Abstract

In this work, a two-stage inverse analysis technique is proposed to identify the friction coefficients during hot compression test of aluminum alloy 6N01 (AA6N01) and its material parameters in the strain-compensated Arrhenius-type constitutive model. Firstly, the minimal shape error between the measured and simulated specimen is set as the optimization objective. Based on the material parameters obtained by a traditional linear fitting method, the friction coefficient under each forming condition is obtained by the first-stage inverse analysis method. Secondly, on the basis of the obtained friction coefficients and taking the minimal error between the experimental and predicted forces as the optimization objective, 16 unified material parameters in the constitutive model are identified by the second-stage inverse analysis method. Then above two stages are combined together to realize loop calculation: the first-stage inverse analysis provides friction coefficients for the identification of material parameters while the second-stage updates new material parameters for identifying better friction coefficients. When the average error (Er (friction)) between friction coefficients obtained at the current and last loop is less than 5%, the whole identification process comes to the end and the optimized friction coefficients and material parameters are obtained. Results show that the maximum shape error is only 2.48%, which indicates that the obtained friction coefficients can reflect the practical lubrication conditions between the tooling head and specimens. Additionally, at low strain rates (0.01, 0.1 and 1s−1), the predicted forces have a good agreement with experimental ones.
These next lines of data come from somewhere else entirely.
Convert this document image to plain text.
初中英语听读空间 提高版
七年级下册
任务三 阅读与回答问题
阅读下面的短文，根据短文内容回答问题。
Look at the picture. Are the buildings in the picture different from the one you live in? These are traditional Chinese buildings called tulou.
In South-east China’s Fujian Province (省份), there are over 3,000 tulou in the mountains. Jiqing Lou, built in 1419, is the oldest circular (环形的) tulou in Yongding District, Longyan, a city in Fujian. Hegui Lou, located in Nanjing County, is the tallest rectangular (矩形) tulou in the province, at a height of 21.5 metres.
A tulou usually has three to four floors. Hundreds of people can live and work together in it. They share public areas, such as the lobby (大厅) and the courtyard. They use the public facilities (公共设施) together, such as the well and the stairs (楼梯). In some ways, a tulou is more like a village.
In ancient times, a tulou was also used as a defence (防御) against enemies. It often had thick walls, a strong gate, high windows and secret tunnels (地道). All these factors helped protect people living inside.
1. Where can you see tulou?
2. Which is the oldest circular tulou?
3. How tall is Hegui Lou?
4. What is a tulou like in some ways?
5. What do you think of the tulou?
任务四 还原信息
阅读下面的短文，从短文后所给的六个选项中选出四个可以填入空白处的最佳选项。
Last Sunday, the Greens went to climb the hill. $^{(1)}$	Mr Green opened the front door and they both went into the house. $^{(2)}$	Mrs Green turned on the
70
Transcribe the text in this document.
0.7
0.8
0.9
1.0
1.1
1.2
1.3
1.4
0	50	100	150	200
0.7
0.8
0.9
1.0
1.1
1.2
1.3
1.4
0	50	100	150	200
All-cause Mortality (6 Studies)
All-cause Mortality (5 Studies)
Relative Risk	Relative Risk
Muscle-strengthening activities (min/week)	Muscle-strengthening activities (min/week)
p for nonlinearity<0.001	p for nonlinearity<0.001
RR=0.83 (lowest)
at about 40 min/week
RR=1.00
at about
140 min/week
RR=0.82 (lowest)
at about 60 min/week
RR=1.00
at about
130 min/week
While at high strain rate (10s−1), some discrepancy exists between the predicted and experimental results and the maximum error arrives at 8.58%. But the global predicted error is only 4.2%, which verifies that the proposed model and obtained material parameters can describe well the rheological behavior of AA6N01 at elevated temperatures. By comparing the predicted forces obtained by the inverse analysis and traditional linear fitting method, it is found that the predicted forces by the inverse analysis are more close to experimental data. Therefore, it can be concluded that more accurate material parameters can be obtained and provided for the numerical simulation of the extrusion process of AA6N01 using the two-stage inverse analysis technique proposed in this paper.